Can a function have a positive derivative at a point but not be increasing/decreasing around that point?

Question

TL:DR, if you have a function centered at "a" with the derivative at "a" being positive, can the function not be increasing around a? What does that mean about points around "a"?

I had a problem given to me in a math tutorial recently that asked:

Construct a function f satisfying all the following properties:

•Domain f = $\mathbb{R}$

•f is continuous

•$f^{\prime}(0)=0$

•f does not have a local extremum at $0$.

•There isn’t an interval centered at $0$ on which $f$ is increasing.

•There isn’t an interval centered at $0$ on which $f$ is decreasing.

The function we were shown that worked was $f(x) = \displaystyle \lim_{c \to x}c^{2}\sin(\frac{1}{c})$.

I was wondering if instead, the derivative of some number "$a$" was strictly larger than zero ($f^{\prime}(a)>0$) and the extremum was at "$a$" and the intervals centred at "$a$" if a function could be created to meet the criteria.

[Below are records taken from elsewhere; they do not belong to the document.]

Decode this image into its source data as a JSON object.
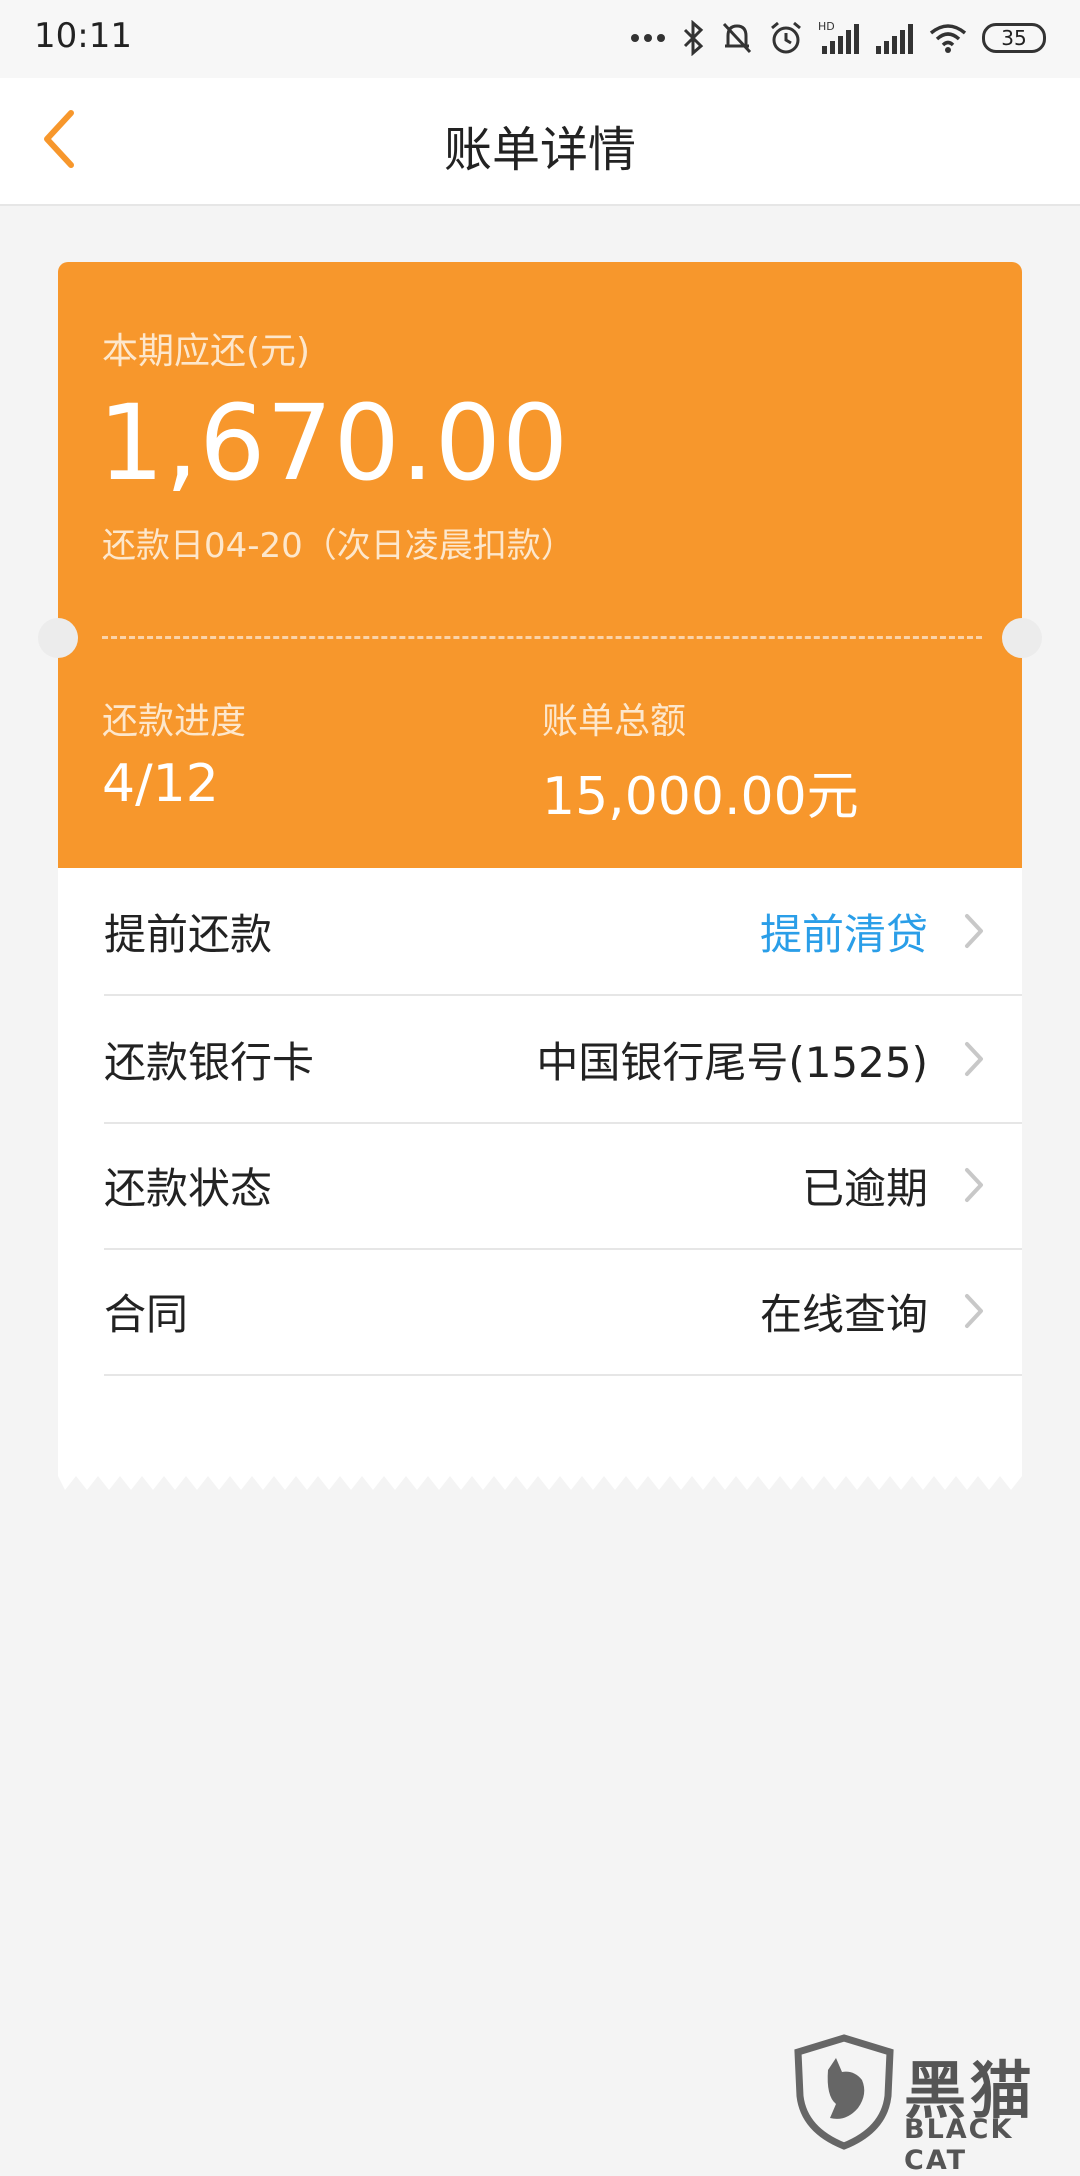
{
  "status_bar": {
    "time": "10:11",
    "battery": "35",
    "icons": [
      "more-dots-icon",
      "bluetooth-icon",
      "mute-bell-icon",
      "alarm-icon",
      "hd-signal-icon",
      "signal-icon",
      "wifi-icon",
      "battery-icon"
    ]
  },
  "nav": {
    "title": "账单详情",
    "back_icon": "chevron-left-icon",
    "accent_color": "#f7972c"
  },
  "summary": {
    "due_label": "本期应还(元)",
    "due_amount": "1,670.00",
    "due_date": "还款日04-20（次日凌晨扣款）",
    "progress_label": "还款进度",
    "progress_value": "4/12",
    "total_label": "账单总额",
    "total_value": "15,000.00元",
    "card_color": "#f7972c"
  },
  "rows": [
    {
      "label": "提前还款",
      "value": "提前清贷",
      "value_color": "#2a9ee8"
    },
    {
      "label": "还款银行卡",
      "value": "中国银行尾号(1525)"
    },
    {
      "label": "还款状态",
      "value": "已逾期"
    },
    {
      "label": "合同",
      "value": "在线查询"
    }
  ],
  "watermark": {
    "cn": "黑猫",
    "en": "BLACK CAT"
  }
}
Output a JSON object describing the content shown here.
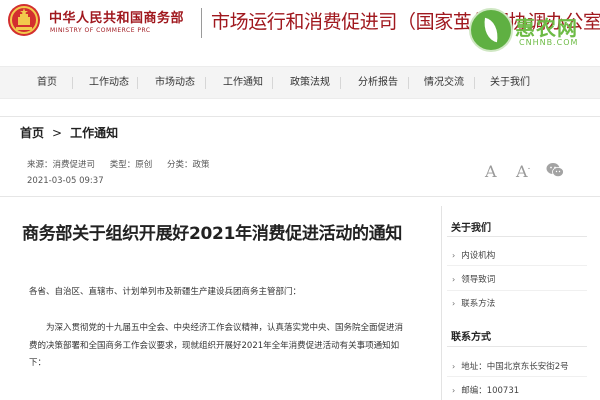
{
  "header": {
    "ministry_cn": "中华人民共和国商务部",
    "ministry_en": "MINISTRY OF COMMERCE PRC",
    "dept_title": "市场运行和消费促进司（国家茧丝绸协调办公室）",
    "watermark_cn": "惠农网",
    "watermark_en": "CNHNB.COM",
    "emblem_icon": "national-emblem-icon",
    "accent_color": "#a0181e"
  },
  "nav": {
    "items": [
      {
        "label": "首页"
      },
      {
        "label": "工作动态"
      },
      {
        "label": "市场动态"
      },
      {
        "label": "工作通知"
      },
      {
        "label": "政策法规"
      },
      {
        "label": "分析报告"
      },
      {
        "label": "情况交流"
      },
      {
        "label": "关于我们"
      }
    ]
  },
  "breadcrumb": {
    "home": "首页",
    "arrow": ">",
    "current": "工作通知"
  },
  "meta": {
    "source": "来源：消费促进司",
    "type": "类型：原创",
    "category": "分类：政策",
    "time": "2021-03-05 09:37"
  },
  "tools": {
    "font_large": "A",
    "font_small": "A",
    "font_small_sup": "-",
    "share_icon": "wechat-icon"
  },
  "article": {
    "title": "商务部关于组织开展好2021年消费促进活动的通知",
    "salutation": "各省、自治区、直辖市、计划单列市及新疆生产建设兵团商务主管部门：",
    "para_line1": "为深入贯彻党的十九届五中全会、中央经济工作会议精神，认真落实党中央、国务院全面促进消",
    "para_line2": "费的决策部署和全国商务工作会议要求，现就组织开展好2021年全年消费促进活动有关事项通知如",
    "para_line3": "下："
  },
  "sidebar": {
    "about_title": "关于我们",
    "about_items": [
      {
        "label": "内设机构"
      },
      {
        "label": "领导致词"
      },
      {
        "label": "联系方法"
      }
    ],
    "contact_title": "联系方式",
    "address": "地址：中国北京东长安街2号",
    "postcode": "邮编：100731"
  }
}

Can you think of criteria that could be removed to make this work if it doesn't? Would love to learn more about these types of derivative questions, since this one was quite confusing and interesting.

Answer 1

The function $f$ defined by $$ f(x) = \begin{cases} x^2 \sin\left(\frac1x\right) & x\neq 0, \\ 0 & x = 0 \end{cases} $$ has some interesting properties beyond the listed ones. One of these is, no matter how small a neighborhood around $0$ you take, there is always an interval in that neighborhood on which $f'(x) > \frac12$ and an interval on which on which $f'(x) < -\frac12.$

So let $g(x) = 3f(x) + x.$ Then we have $g'(0) = 1 > 0.$ Moreover, if $N$ is a neighborhood of $0$ (that is, $N$ is an interval centered at $0$), then

• there is an interval within $N$ in which $g'(x) = 3f'(x) + 1 < 3 \left(-\frac12\right) + 1 = -\frac12,$ and therefore $g$ is decreasing in that interval and therefore not increasing in $N$;
• and similarly there is an interval within $N$ in which $g'(x) > \frac12,$ so $g$ is increasing in that interval and not decreasing in $N$.

So $g(x) = 3f(x) + x$ is a function with the following properties:

• $\operatorname{dom}(g) = \mathbb{R}$.
• $g$ is continuous
• $g'(0) > 0$.
• $g$ does not have a local extremum at $0$.
• There isn't an interval centered at $0$ on which $g$ is increasing.
• There isn't an interval centered at $0$ on which $g$ is decreasing.

If you want all those properties to apply at $x=a$ for some fixed non-zero number $a$ instead of at $x=0,$ just replace $g$ by the function $h$ defined by $h(x) = g(x - a).$

Answer 2

Sure, and we can get such a function by some usual transformation tricks on the example you already saw; let's call it $f_1$:

$$ f_1(x) = \begin{cases} x^2 \sin \left(\frac{1}{x}\right) & x \neq 0 \\ 0 & x = 0 \end{cases} $$

A real function with $f_2'(a) = b>0$ but not increasing (or decreasing) on any interval containing $a$ is:

$$ f_2(x) = \begin{cases} b(x-a) + (b+1)f_1(x-a) & x \neq a \\ 0 & x = a \end{cases} $$

Knowing that $f_1$ is continuous and differentiable at zero with $f_1'(0)=0$ makes it simple to show that $f_2$ is continuous and differentiable at $a$ with $f_2'(a)=b$.

At $x \neq a$, the derivative of $f_2$ is

$$ f_2'(x) = b + (b+1)\left[2(x-a) \sin\left(\frac{1}{x-a}\right) - \cos\left(\frac{1}{x-a}\right)\right] $$

When $\frac{1}{x-a}$ is an even (non-zero) multiple of $\pi$, we have:

$$ f_2'\left(a+\frac{1}{2n\pi}\right) = -1 $$

Any open interval which contains $a$ also contains $x_1 = a+\frac{1}{2n\pi}$ for some integer $n$. Since the derivative is negative at that point, the interval also contains some point $x_2$ with $x_1<x_2$ but $f_2(x_1)>f_2(x_2)$, so $f_2$ is not increasing in any interval.